Ich spreche Sie, kraft meines Amtes als Kreishandwerksmeister aus dem Lehrlingsstand frei. Sie sind nun Gesellen und für sich selbst verantwortlich. Führen Sie Ihre Gesellenarbeit zum eigenen und zum Ansehen des gesamten Handwerks immer korrekt, fleißig und aufrichtig durch.
Autor: khh
Freisprechung in Sondershausen (Foto: Karl-Heinz Herrmann)
Kreishandwerksmeister Michael Günther begrüßte im Carl-Schroeder-Saal von Sondershausen zahlreiche Gäste aus Handwerk, Wirtschaft und Politik, so u.a. Landrat Peter Hengstermann (CDU). Bürgermeister Joachim Kreyer (CDU) höchst persönlich öffnete noch die Tribüne, damit alle Gäste einen Sitzplatz bekamen.Günther freute sich, dass wieder zahlreiche Bewerber die Gesellenprüfung im Handwerk bestanden hatten. Von 113 Prüflingen hatten allerdings nur 87 auch bestanden, d.h. dass immerhin 23 % durch die Prüfung gerauscht sind. Ob die Quote gut oder schlecht ist, wurde leider nicht bewertet. Mit 18 Hochbaufacharbeitern kamen die meisten bestandenen Gesellen aus diesem Gewerk. Auch 14 Friseure und fünf Fleischer wurden freigesprochen.
Mächtig erwischt hatte es die Elektroniker aus dem Kyffhäuserkreis. Nur einer von sechs Prüflingen bestand die Prüfungen. Auch die Tischler waren mit drei von sechs nicht gerade erfolgreich, genauso wenig wie die Fleischer, denn dort rauschten fünf von 10 durch die Prüfungen. Man muss halt registrieren, so eine Gesellenprüfung ist kein Zuckerschlecken, da muss man sich schon richtig reinknien.
Kreishandwerksmeister Michael Günther sagte in seinen Begrüßungsworten zu den Gesellen, zeigen sie Qualität statt Schwarzarbeit. Zeigen sie, dass in Deutschland ohne Handwerk nichts läuft. Günther verband das Ganze nochmals mit einem Aufruf im Kampf gegen die Schwarzarbeit. Erforderte die Junggesellen auf, sich durch Weiterqualifizierung in ihrem Beruf zu festigen.
Auch die Politik bekam ihr Fett weg. Günther forderte die Politiker auf, dass die Handwerker mehr von ihren Nebenkosten befreit werden müssen. Vor der Freisprechung gab es für Günther noch eine sehr wichtige Aufgabe. Er zeichnete Hans Gothe für 50 Jahre Handwerksmeister mit dem Goldenen Meisterbrief aus.

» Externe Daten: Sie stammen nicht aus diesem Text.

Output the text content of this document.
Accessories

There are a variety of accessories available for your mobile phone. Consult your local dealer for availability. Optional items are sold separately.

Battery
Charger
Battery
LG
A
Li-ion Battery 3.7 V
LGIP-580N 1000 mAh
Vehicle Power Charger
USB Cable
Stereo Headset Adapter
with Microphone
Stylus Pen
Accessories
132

Ein Handwerker auf der Walz, Martin Greibke, hielt eine sehr interessante Festrede, und verwies darauf, dass auch die Walz (von einem Handwerker zum anderen) noch nicht aus der Mode gekommen ist. In seiner Kluft wird er allerdings oft für einen Zimmermann gehalten, ist aber in Wirklichkeit ein Steinmetz.
Vor der Freisprechung wurden noch die Besten Auszubildenden geehrt:
- Liste der Besten Auszubildenden aus der Sommerprüfung 2009
- Tischler UHK Christian Stude aus Rodeberg/Struth ausgebildet von der Bautischlerei Jakobi und Söhne GmbH, Struth
- Friseure Kyff. UHK Sandra Müller aus Mühlhausen ausgebildet vom Hairstudio "M", Mühlhausen
- Karosserie- und Fahrzeugbauer (vorzeitig ausgelernt) Thomas Lindenlaub aus Rohr ausgebildet vom Autohaus Hommel, Suhl
- FV im Lebensmittelhandwerk Kyff. UHK Nicole Herrmann aus 06577 Heldrungen ausgebildet von der Fleischerei Holzapfel Oldisleben
- Bäcker Kyffhäuserkreis Luise Gerber aus Gorsleben ausgebildet von der Bäckerei Ronald Gerber, Gorsieben
Freisprechungsspruch
Ich bitte, die jungen Gesellinnen und Gesellen sich von den Plätzen zu erheben !
Im Sturm der Zeit, tut eines wirklich Not, dass gutes Handwerk kraftvoll sich erhält. Doch dies Erfolges oberstes Gebot, ist Schritt zu halten mit dem Gang der Welt.
Ich spreche Sie, kraft meines Amtes als Kreishandwerksmeister aus dem Lehrlingsstand frei. Sie sind nun Gesellen und für sich selbst verantwortlich. Führen Sie Ihre Gesellenarbeit zum eigenen und zum Ansehen des gesamten Handwerks immer korrekt, fleißig und aufrichtig durch.